La procédure parlementaire autorise les groupes d’opposition à inscrire plusieurs fois par an un projet ou un débat à l’ordre du jour de l’Assemblée.

Pour obliger le gouvernement au débat sur la situation économique du pays, les socialistes ont utilisé l’un de leurs « droits de tirage ». Impossible cette fois pour le gouvernement de se dérober.

Une nouvelle organisation

Pour ne plus être dans la simple réaction aux mesures du pouvoir en place, le groupe socialiste a modifié fin janvier son organisation. Désormais, une réunion sur deux sera consacrée à la réflexion prospective. Pour cela les vice-présidents, les responsables de groupes de travail, les députés spécialistes de sujets plancheront devant leurs collègues ou inviteront des personnalités extérieures pour définir les nouvelles positions du groupe (l’économiste Thomas Piketty, les syndicalistes Maryse Dumas, Laurence Laigo et Jean-Claude Mailly figurent parmi les premiers intervenants).

L’idée est de ne plus dépendre de l’agenda fixé par Nicolas Sarkozy, mais de tenter d’imposer d’autres thèmes dans le champ médiatique. Ainsi, dans le prolongement de ce qui avait été réalisé en janvier (ballade de terrain avec la presse pour comparer ce qui se faisait dans le domaine du logement social à Palaiseau et Neuilly-sur-Seine), une proposition de loi sur le logement sera mise en discussion le 1er avril, lors d’une séance dont l’ordre du jour est à la discrétion des socialistes. Elle a été rédigée conjointement par les deux groupes de l’Assemblée et du Sénat. Elle a fait l’objet d’une longue concertation avec les associations de la plateforme DALO (Droit au logement opposable).
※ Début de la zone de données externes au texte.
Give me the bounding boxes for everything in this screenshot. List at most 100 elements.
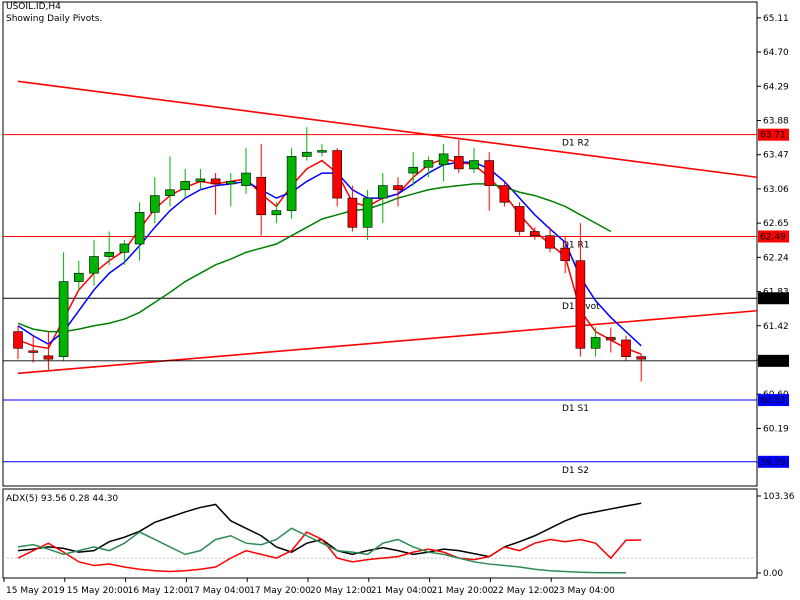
candle-body-0 [13,331,23,349]
candle-body-31 [484,160,495,186]
candle-body-21 [332,150,343,199]
chart-subtitle: Showing Daily Pivots. [6,14,103,24]
time-tick-label-6: 21 May 04:00 [371,586,433,596]
candle-body-10 [165,189,175,196]
candle-body-14 [226,181,236,185]
candle-body-16 [256,176,267,216]
current-price-line: 61.00 [3,354,789,367]
price-tick-label-12: 60.19 [763,424,789,434]
candle-body-28 [438,153,449,166]
candle-body-20 [317,150,327,153]
pivot-name-4: D1 S2 [562,466,589,476]
current-price-label: 61.00 [760,357,786,367]
candle-body-36 [560,247,571,261]
price-tick-label-2: 64.29 [763,82,789,92]
candles [13,127,647,382]
candle-body-3 [58,281,69,357]
trendline-1 [17,309,758,375]
candle-body-15 [241,172,251,186]
pivot-name-1: D1 R1 [562,240,590,250]
time-tick-label-5: 20 May 12:00 [310,586,372,596]
pivot-price-label-4: 59.79 [760,458,786,468]
candle-body-34 [529,231,540,236]
price-tick-label-9: 61.42 [763,322,789,332]
candle-body-37 [575,260,586,349]
time-tick-label-4: 17 May 20:00 [249,586,311,596]
chart-symbol-title: USOIL.ID,H4 [6,2,61,12]
candle-body-26 [408,166,419,174]
main-chart-border [2,1,758,487]
candle-body-4 [74,272,84,282]
time-axis: 15 May 2019 15 May 20:00 16 May 12:00 17 Ma… [3,578,615,596]
moving-average-line-2 [17,183,612,333]
time-tick-label-0: 15 May 2019 [6,586,65,596]
candle-body-6 [104,252,114,257]
adx-tick-label-0: 103.36 [763,492,795,502]
current-price-badge [758,354,789,367]
candle-body-27 [423,160,434,168]
candle-body-39 [605,337,616,341]
candle-body-8 [134,211,145,245]
pivot-price-badge-1 [758,230,789,243]
moving-average-line-1 [17,161,642,347]
candle-body-7 [119,243,130,253]
candle-body-1 [28,350,39,353]
candle-body-24 [377,185,388,199]
adx-line-0 [17,502,642,558]
candle-body-17 [271,210,282,216]
candle-body-30 [469,160,479,170]
pivot-price-badge-3 [758,394,789,407]
adx-axis: 103.36 0.00 [757,492,795,579]
candle-body-12 [195,178,206,182]
candle-body-19 [301,151,312,157]
price-tick-label-6: 62.65 [763,219,789,229]
candle-body-13 [210,178,221,185]
pivot-price-label-0: 63.71 [760,131,786,141]
candle-body-35 [545,235,555,249]
trendline-0 [17,80,758,179]
candle-body-38 [590,337,601,349]
candle-body-2 [43,355,54,360]
price-tick-label-0: 65.11 [763,14,789,24]
price-tick-label-7: 62.24 [763,253,789,263]
candle-body-23 [362,197,373,228]
time-tick-label-7: 21 May 20:00 [432,586,494,596]
time-tick-label-3: 17 May 04:00 [188,586,250,596]
pivot-price-badge-2 [758,292,789,305]
candle-body-5 [89,256,99,274]
candle-body-11 [180,181,190,191]
adx-tick-label-1: 0.00 [763,569,783,579]
pivot-name-3: D1 S1 [562,404,589,414]
adx-line-2 [17,527,627,574]
pivot-price-label-2: 61.75 [760,294,786,304]
candle-body-32 [499,185,510,203]
price-tick-label-4: 63.47 [763,151,789,161]
candle-body-18 [286,156,297,211]
adx-lines [17,502,642,574]
price-tick-label-1: 64.70 [763,48,789,58]
time-tick-label-9: 23 May 04:00 [553,586,615,596]
candle-body-25 [393,185,403,191]
price-tick-label-3: 63.88 [763,116,789,126]
adx-subwindow-border [2,488,758,579]
time-tick-label-2: 16 May 12:00 [128,586,190,596]
pivot-name-0: D1 R2 [562,139,590,149]
time-tick-label-1: 15 May 20:00 [67,586,129,596]
adx-line-1 [17,531,642,573]
candle-body-22 [347,197,358,228]
candle-body-40 [621,339,631,357]
price-tick-label-5: 63.06 [763,185,789,195]
pivot-price-label-1: 62.49 [760,232,786,242]
candle-body-29 [453,156,464,170]
pivot-price-label-3: 60.53 [760,396,786,406]
trendlines[interactable] [17,80,758,375]
pivot-price-badge-4 [758,455,789,468]
candle-body-41 [636,356,647,360]
pivot-price-badge-0 [758,128,789,141]
main-chart-frame [2,1,758,487]
candle-body-9 [150,195,160,213]
adx-title: ADX(5) 93.56 0.28 44.30 [6,494,118,504]
candle-body-33 [514,206,525,232]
Un autre rapport à la société civile

Ce partenariat avec le monde associatif a vocation à se généraliser. Le dialogue avec les syndicats,ONG, associations, personnalités qualifiées va être favorisé pour chaque grand projet. Une salariée du groupe, venue du monde associatif, a même été embauchée pour faire le lien permanent entre société civile et groupe socialiste. En juin, manifestation inédite, les parlementaires des trois groupes (Assemblée, Sénat, Parlement européen) présenteront leur compte-rendu de mandat devant des représentants de la société civile et définiront avec eux les sujets sur lesquels peut s’engager une réflexion commune.

Après des municipales qui ont conforté la gauche et lui donnent une légitimité nouvelle pour s’opposer et proposer, le groupe socialiste redémarre la session parlementaire avec l’envie d’en découdre et d’obtenir de nouvelles victoires.